Civilian Applications: the IAEA tackles EBWs

Another quarter goes by, and there’s another IAEA report out on Iran’s nuclear programme.

Need some analysis of what it all means? The New York Times has you covered.

It’s mostly a business-as-usual update from Vienna. But what’s piqued my interest is that Iran has apparently provided the IAEA an explanation for its past dabbling in exploding bridge wire detonators, a technology generally associated with nuclear weapon production.

According to the new IAEA report:

“Iran showed information to the Agency that simultaneous firing of EBW was tested for a civilian application.”

“Civilian application?”

Oh dear. Looks like Tehran is trying to get their way out of the hole they’re in on PMD by digging down even further. And you can tell who's holding the shovel. Realistically, Iran's current position has to be at least informed by its pre-eminent EBW experts, the scientists and researchers in SPND.

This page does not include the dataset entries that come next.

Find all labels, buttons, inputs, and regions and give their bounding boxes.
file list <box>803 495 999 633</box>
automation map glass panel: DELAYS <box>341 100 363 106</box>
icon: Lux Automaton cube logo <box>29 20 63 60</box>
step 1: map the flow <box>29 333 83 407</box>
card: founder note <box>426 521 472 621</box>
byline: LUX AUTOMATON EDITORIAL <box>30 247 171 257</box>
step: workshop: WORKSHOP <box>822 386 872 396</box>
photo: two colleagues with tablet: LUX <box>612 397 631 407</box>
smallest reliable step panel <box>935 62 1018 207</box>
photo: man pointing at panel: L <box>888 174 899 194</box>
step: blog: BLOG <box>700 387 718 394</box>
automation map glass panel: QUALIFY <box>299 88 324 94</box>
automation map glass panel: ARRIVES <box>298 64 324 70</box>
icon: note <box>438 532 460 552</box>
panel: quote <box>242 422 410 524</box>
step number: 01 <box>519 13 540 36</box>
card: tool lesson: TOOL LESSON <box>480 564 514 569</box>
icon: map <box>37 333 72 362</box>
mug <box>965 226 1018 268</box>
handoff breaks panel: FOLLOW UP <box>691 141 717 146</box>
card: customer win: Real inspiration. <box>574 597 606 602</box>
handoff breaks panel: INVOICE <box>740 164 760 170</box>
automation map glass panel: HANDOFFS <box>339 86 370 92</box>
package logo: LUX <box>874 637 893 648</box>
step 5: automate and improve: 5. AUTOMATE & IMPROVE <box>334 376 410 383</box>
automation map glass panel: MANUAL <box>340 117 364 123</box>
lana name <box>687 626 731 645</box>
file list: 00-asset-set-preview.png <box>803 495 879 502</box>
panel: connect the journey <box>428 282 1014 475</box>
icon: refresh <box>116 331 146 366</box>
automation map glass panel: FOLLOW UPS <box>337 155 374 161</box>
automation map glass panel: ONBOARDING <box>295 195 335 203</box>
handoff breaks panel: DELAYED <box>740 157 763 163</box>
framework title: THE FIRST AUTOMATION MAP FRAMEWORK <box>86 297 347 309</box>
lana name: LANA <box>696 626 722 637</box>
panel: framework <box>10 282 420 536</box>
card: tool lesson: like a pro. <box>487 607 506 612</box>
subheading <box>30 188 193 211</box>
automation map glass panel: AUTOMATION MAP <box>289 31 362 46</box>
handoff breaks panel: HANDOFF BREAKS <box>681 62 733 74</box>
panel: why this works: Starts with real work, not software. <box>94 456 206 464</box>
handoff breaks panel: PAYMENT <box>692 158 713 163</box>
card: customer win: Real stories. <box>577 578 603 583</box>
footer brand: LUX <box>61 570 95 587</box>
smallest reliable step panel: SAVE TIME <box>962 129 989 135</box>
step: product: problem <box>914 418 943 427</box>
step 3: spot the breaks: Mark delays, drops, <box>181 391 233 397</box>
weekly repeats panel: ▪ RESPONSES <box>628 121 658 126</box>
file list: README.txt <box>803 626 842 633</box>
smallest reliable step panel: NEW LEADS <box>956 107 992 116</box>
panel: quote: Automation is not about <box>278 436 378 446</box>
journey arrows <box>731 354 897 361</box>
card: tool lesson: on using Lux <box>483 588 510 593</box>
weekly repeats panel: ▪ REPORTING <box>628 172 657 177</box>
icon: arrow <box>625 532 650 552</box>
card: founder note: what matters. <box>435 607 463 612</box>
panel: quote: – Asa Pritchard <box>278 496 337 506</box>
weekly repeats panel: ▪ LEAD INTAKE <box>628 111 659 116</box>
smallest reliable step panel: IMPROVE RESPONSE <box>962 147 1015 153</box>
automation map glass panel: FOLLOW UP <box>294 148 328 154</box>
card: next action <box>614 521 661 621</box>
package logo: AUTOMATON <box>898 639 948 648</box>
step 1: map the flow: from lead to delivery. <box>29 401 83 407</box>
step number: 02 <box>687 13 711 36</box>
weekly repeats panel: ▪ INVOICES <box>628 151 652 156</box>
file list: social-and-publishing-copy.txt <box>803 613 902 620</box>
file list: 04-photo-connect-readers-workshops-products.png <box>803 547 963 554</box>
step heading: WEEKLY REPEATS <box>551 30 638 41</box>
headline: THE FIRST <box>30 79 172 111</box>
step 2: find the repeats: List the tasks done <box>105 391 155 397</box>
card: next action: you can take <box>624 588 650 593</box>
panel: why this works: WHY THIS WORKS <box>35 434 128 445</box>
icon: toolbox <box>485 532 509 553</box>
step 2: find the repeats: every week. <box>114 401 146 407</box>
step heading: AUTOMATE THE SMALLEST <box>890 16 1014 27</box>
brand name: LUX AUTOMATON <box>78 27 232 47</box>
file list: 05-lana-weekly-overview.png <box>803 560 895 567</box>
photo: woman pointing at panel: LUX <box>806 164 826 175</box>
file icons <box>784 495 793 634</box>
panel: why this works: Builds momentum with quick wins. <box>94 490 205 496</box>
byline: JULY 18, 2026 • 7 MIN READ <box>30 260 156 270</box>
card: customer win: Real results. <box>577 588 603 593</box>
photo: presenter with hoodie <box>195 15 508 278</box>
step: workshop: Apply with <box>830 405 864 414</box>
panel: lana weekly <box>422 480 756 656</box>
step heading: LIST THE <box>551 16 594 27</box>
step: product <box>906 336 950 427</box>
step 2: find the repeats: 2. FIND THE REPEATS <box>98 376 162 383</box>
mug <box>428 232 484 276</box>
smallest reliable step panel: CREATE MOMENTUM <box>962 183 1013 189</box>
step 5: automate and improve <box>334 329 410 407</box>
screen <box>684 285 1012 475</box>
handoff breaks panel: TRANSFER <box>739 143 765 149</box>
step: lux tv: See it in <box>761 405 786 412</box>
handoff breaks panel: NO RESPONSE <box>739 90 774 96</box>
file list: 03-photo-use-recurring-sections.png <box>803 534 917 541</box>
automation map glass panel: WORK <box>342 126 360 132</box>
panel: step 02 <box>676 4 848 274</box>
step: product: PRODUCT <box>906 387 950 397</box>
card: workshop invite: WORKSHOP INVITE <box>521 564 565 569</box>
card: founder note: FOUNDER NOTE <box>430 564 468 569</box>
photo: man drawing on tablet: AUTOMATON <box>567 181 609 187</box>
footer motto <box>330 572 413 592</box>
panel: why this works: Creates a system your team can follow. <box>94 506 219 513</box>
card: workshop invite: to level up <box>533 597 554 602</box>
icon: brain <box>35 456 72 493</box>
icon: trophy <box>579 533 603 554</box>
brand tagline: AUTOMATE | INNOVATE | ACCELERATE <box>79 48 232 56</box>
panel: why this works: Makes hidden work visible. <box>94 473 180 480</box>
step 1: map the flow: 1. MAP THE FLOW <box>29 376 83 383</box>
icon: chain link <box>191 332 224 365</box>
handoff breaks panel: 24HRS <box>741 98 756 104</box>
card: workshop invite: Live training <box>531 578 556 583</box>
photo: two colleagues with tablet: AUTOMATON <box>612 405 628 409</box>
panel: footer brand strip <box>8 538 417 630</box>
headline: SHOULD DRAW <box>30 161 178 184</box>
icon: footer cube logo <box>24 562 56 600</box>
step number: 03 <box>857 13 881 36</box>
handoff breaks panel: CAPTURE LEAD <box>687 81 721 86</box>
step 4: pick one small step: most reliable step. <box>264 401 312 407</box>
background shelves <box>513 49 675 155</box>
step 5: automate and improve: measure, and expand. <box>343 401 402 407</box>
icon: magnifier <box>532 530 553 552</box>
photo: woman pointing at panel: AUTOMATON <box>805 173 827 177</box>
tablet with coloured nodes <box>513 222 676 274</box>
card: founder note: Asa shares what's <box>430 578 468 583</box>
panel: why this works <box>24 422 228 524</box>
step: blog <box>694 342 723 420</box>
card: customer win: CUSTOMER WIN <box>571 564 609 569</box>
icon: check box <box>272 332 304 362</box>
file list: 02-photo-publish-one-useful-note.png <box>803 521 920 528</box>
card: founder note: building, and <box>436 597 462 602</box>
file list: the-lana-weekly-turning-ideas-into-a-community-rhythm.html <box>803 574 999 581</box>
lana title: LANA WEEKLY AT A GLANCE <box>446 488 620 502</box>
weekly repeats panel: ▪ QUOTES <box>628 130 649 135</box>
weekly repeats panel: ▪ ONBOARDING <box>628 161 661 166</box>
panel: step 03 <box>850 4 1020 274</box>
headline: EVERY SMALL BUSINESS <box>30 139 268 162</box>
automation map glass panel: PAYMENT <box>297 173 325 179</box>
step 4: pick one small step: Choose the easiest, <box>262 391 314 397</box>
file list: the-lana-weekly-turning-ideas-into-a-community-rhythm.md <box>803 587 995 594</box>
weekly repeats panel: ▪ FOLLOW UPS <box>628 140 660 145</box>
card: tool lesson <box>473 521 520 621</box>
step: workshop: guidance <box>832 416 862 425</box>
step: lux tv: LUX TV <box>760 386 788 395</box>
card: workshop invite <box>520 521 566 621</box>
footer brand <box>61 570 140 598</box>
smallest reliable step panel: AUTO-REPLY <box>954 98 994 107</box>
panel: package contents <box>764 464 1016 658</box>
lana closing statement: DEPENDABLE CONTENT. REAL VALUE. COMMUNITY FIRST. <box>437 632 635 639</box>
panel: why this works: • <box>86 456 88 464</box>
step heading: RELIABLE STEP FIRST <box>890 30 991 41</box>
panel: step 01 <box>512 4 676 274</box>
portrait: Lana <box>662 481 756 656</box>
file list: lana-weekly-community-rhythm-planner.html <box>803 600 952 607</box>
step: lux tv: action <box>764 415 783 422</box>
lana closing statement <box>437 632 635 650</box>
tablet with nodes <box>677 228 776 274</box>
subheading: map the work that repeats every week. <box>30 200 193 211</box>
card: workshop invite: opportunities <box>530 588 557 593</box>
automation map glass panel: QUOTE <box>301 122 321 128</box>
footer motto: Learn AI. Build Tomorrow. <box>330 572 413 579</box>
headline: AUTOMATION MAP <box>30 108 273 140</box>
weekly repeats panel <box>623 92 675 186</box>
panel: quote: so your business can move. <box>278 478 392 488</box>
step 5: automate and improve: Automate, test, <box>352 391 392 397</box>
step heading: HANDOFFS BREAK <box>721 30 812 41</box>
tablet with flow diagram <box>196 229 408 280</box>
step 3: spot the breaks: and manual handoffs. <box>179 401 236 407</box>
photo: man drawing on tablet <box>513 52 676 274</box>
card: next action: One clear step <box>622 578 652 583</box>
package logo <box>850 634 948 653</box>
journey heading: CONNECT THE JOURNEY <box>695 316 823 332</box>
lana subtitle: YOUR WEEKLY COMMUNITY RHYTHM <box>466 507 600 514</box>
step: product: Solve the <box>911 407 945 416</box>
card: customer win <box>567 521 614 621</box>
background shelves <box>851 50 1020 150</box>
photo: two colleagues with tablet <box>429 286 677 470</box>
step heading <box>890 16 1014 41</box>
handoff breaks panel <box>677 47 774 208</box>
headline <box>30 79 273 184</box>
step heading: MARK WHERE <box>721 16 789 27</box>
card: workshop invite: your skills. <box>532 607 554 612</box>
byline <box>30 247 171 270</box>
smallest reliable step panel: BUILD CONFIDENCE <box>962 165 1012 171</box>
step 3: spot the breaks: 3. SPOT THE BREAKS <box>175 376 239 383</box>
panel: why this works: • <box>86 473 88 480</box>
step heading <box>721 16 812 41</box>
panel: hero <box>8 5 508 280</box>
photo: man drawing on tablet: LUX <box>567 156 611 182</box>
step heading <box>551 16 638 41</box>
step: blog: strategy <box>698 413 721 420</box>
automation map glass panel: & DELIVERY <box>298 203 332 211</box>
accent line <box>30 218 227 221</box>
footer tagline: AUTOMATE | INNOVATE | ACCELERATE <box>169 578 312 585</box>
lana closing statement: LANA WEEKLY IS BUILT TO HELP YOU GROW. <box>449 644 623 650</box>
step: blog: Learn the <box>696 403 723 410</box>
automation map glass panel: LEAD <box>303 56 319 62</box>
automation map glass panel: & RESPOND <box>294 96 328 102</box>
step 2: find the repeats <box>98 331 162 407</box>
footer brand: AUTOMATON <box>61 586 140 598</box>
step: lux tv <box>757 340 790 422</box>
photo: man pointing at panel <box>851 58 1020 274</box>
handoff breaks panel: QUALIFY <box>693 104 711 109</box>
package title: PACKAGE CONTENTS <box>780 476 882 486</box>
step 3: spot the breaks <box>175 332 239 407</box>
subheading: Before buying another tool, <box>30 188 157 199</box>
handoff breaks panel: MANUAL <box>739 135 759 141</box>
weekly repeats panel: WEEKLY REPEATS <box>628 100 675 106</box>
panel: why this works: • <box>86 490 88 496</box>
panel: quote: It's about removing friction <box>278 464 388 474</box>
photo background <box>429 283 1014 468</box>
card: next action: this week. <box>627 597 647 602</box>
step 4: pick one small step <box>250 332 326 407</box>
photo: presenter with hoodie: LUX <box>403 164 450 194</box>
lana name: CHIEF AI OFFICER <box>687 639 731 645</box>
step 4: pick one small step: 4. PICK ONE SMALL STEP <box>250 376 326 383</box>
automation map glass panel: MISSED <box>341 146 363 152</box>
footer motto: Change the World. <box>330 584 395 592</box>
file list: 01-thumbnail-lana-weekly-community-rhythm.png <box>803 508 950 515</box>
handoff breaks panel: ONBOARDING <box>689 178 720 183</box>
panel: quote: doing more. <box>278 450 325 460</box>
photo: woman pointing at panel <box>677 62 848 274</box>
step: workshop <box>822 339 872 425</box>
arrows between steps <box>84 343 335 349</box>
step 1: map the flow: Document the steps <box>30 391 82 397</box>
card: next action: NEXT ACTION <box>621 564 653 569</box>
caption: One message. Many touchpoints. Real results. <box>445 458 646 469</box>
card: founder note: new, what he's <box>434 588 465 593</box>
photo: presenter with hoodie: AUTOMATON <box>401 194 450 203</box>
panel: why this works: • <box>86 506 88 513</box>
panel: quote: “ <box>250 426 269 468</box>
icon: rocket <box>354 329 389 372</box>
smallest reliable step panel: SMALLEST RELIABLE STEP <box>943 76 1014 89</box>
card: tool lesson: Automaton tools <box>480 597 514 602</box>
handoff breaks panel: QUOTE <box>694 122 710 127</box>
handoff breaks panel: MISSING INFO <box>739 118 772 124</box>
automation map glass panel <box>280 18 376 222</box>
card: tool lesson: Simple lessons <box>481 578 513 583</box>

Consider the totality of the other evidence on EBWs and Iran’s pre-2004 nuclear weapons programme and the notion that Iran’s EBW work was done for anything other than setting off a 265mm wide nuclear device initiated by a multipoint detonation system is laughable. Usually in life the most simple explanation is the correct one, and the over-complicated 'civilian application' rationale has SPND's dirty fingerprints all over it. Perhaps if nuclear-weapons scientists weren't behind the argument it would sound more plausible.

The Iranian officials behind this strategy of denial are not doing themselves any favours. Indeed, Tehran would be much better off cutting loose some of those men who were actually involved in the pre-2004 nuclear weapons programme: the Iranian Defence officials who concocted and ran AMAD (آماد).

Take Mohsen Fakhrizadeh (محسن فخری زاده), AMAD’s former head, who’s subsequently reached a Stephen Baldwin-like nadir in his career.

Or AMAD-era Defence Minister Ali Shamkhani (علی شمخانی). Spare a thought for Shamkhani it must be stressful work, trying to cover up the world’s least-secret secret nuclear weapons programme.

Anyway, it wouldn’t take much for Tehran to go and round up the Usual Suspects. I’m not sure that we’re going to see it happen for a while, though.